Dass dazu die Füße und Hände ausreichen, zeigen die Wanderhotels mit den abwechslungsreichen Programmen aus der Naturerlebnis- und Wildkräuterschule. Die Hoteliers der Wanderhotels haben es geschafft, das klassische Wander- und Bergerlebnis zu kombinieren mit interessanten und abwechslungsreichen Urlaubsangeboten rund um die Veredelung von natürlichen Rohstoffen aus den Urlaubsregionen.

Wie aus wildwachsenden Kräutern am Wegesrand eine wohlschmeckende Suppe gezaubert wird oder die Minzen der bäuerlichen Hausgärten zu erfrischenden Säften verarbeitet werden, können Urlauber im kleinen österreichischen Kräuterdorf Irschen in Kursen und Workshops lernen. Im Wander- und Wohlfühlhotel Landhof Irschen lässt die Hausherrin Sonja Moser die Gäste in die Töpfe der Naturküche reinschmecken und verrät dazu die besten Rezepte rund ums Kochen mit Wildkräutern.

Dass in früheren Zeiten die Hausapotheke direkt vor der Haustüre gestanden hat, wissen viele Menschen nur noch aus der Überlieferung. Nicht so im Hotel Outside im Nationalpark Hohe Tauern/Osttirol: Dort arbeitet das Hotelteam gemeinsam mit der örtlichen Apotheke zusammen und kreierte die neue Naturkosmetiklinie „Tinapur“. Das Expertenwissen rund um die heilenden Kräfte der Wildkräuter wird fachkundig weitergegeben und mit den Gästen gemeinsam individuelle Naturkosmetik hergestellt.

Wer einmal auf dem 63 km langen Eisacktaler Kastanienweg rund um Feldthurns unterwegs war, weiß um die vielfältigen Verwendungsmöglichkeiten der Edelkastanie, in Südtirol „Keschtn“ genannt. Vom einstigen Grundnahrungsmittel der armen Bevölkerung hat es die Maroni zum vielseitigen Genussmittel geschafft. Der Südtiroler Hotelier Helmut Tauber vom Aktiv- & Vitalhotel Taubers Unterwirt hat der Edelkastanie zu neuem Ruhm verholfen. Heute gibt es nicht nur das berühmte „Keschtnigl“-Fest, sondern auch eine eigene Kastanien-Kosmetikserie oder eine Vielzahl köstlicher Kastanien-Gerichte – vom Törggelen gar nicht zu reden.

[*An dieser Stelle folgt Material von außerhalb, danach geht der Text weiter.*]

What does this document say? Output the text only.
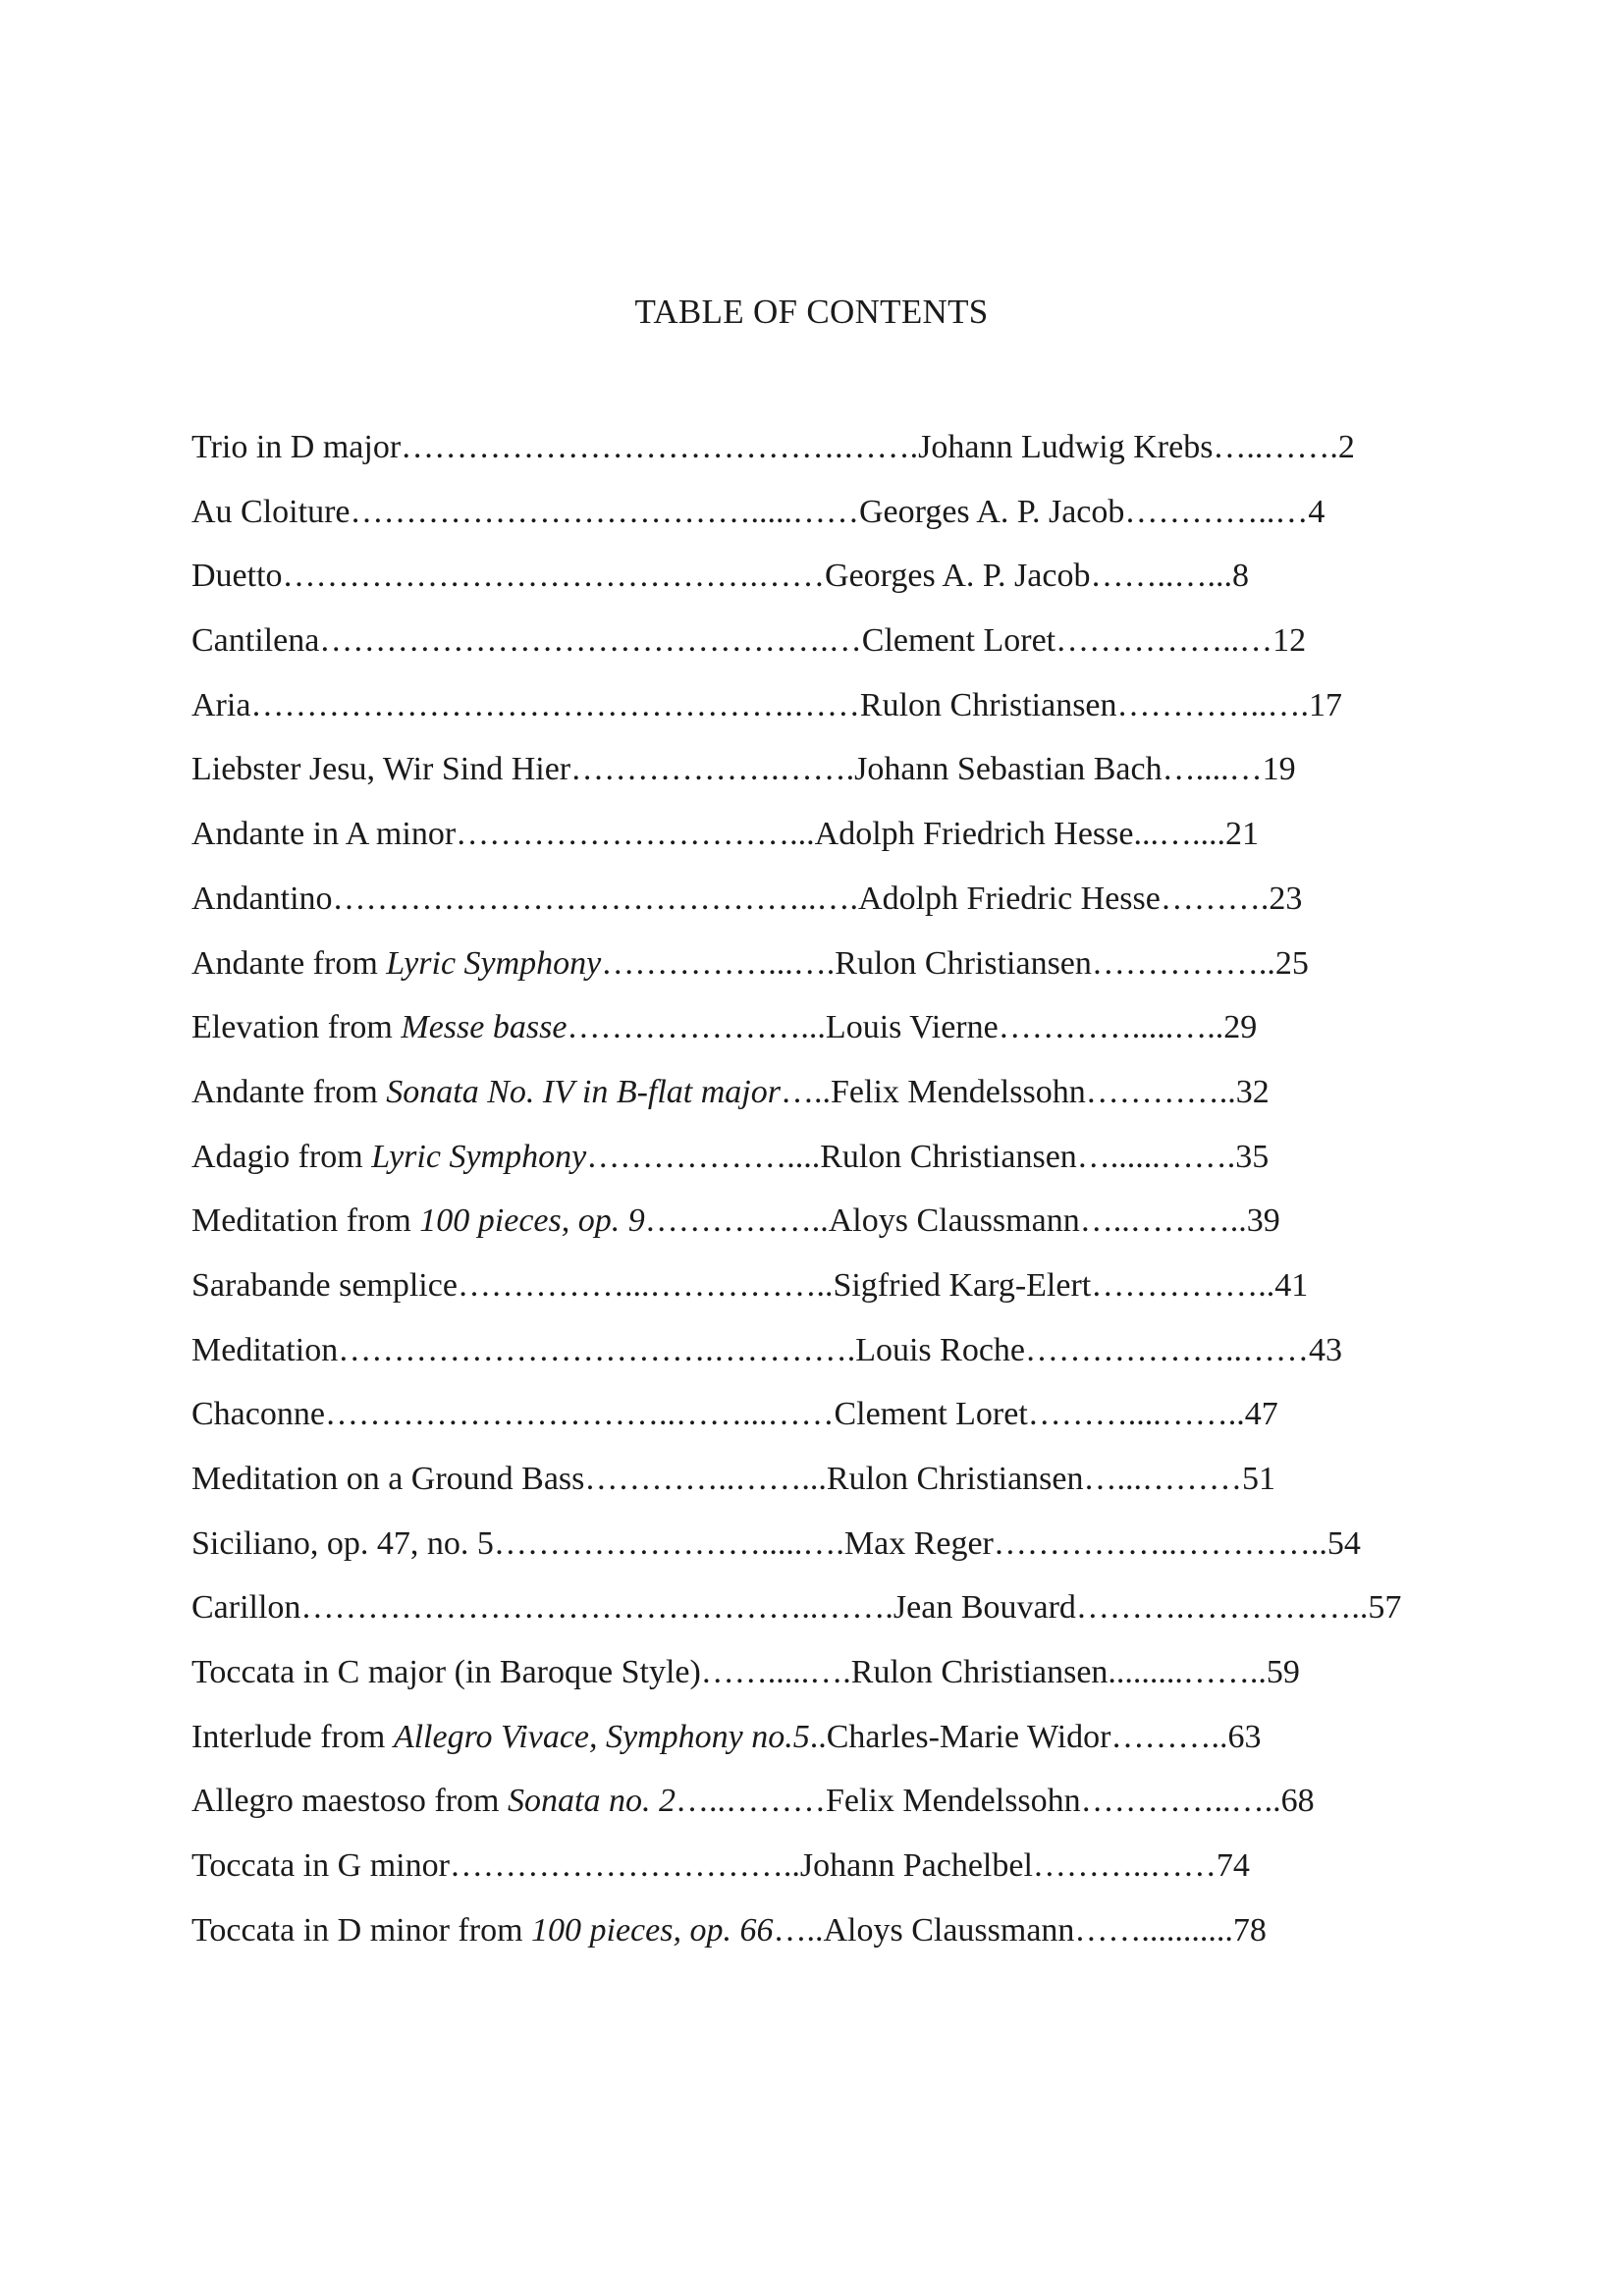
TABLE OF CONTENTS
Trio in D major………………………………….…….Johann Ludwig Krebs…..…….2
Au Cloiture……………………………….....……Georges A. P. Jacob…………..…4
Duetto…………………………………….……Georges A. P. Jacob……..…...8
Cantilena……………………………………….…Clement Loret……………..…12
Aria………………………………………….……Rulon Christiansen…………..….17
Liebster Jesu, Wir Sind Hier……………….…….Johann Sebastian Bach…....…19
Andante in A minor…………………………...Adolph Friedrich Hesse...…....21
Andantino……………………………………..….Adolph Friedric Hesse……….23
Andante from Lyric Symphony……………...….Rulon Christiansen……………..25
Elevation from Messe basse…………………...Louis Vierne………….....…..29
Andante from Sonata No. IV in B-flat major…..Felix Mendelssohn…………..32
Adagio from Lyric Symphony………………....Rulon Christiansen…......…….35
Meditation from 100 pieces, op. 9……………..Aloys Claussmann…..………..39
Sarabande semplice……………...……………..Sigfried Karg-Elert……………..41
Meditation…………………………….………….Louis Roche………………..……43
Chaconne…………………………..……...……Clement Loret………....……..47
Meditation on a Ground Bass…………..……...Rulon Christiansen…...………51
Siciliano, op. 47, no. 5…………………….....….Max Reger……………..…………..54
Carillon………………………………………..…….Jean Bouvard……….……………..57
Toccata in C major (in Baroque Style)…….....….Rulon Christiansen.........……..59
Interlude from Allegro Vivace, Symphony no.5..Charles-Marie Widor………..63
Allegro maestoso from Sonata no. 2…..………Felix Mendelssohn…………..…..68
Toccata in G minor…………………………..Johann Pachelbel………..……74
Toccata in D minor from 100 pieces, op. 66…..Aloys Claussmann……...........78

Zu den Pionieren des Naturtourismus in Südtirol zählt zweifelsohne der Lüsner Franz Hinteregger. In seinem abgelegenen Tal am Fuße der Lüsneralm schuf er mit dem Naturhotel Lüsnerhof ein Idyll und erfand die Wildromantik-Wellness abseits der modernen Thermenregionen. Die neueste Einrichtung ist die erste „Schwitzhütte“ der Alpen, für deren Bau indigene Guarani aus den Regenwäldern Brasiliens angereist sind. Die über Jahrtausende überlieferte Kultur der südamerikanischen Ureinwohner, die Spiritualität und Zeremonie des Schwitzens in einer Lehmhütte sind ein starker Kontrast zu den typischen Südtiroler Heubadln.

Das neue Wirtschaftsmodell der Gemeinwohl-Ökonomie verfolgt mit Leidenschaft der Ahrntaler Hotelier Stefan Fauster. Dabei stellt er die harmonische Beziehung der Menschen und Lebewesen wieder mehr in den Mittelpunkt. Mit besonderer Sorgfalt vermeidet er alles, was dem Planeten Erde Schaden zufügen kann und achtet in seinem Hotel Drumlerhof auf einen guten Ausgleich von Ökonomie und Ökologie. So sind auch seine nächtlichen Ausflüge in die Bergwelt des Ahrntals von Schlichtheit und Schnörkellosigkeit geprägt. Um wieder mehr eins mit der Natur zu werden, nimmt er seine Gäste eine ganze Nacht mit unter freien Himmel und sammelt auf dem Weg zum nächtlichen Basislager Wildkräuter und Waldbeeren, die dann unter dem Himmelszelt verkocht werden. Diese Einfachheit geht tief und lässt ein Stück Wildnis mitten in Südtirol erwachen.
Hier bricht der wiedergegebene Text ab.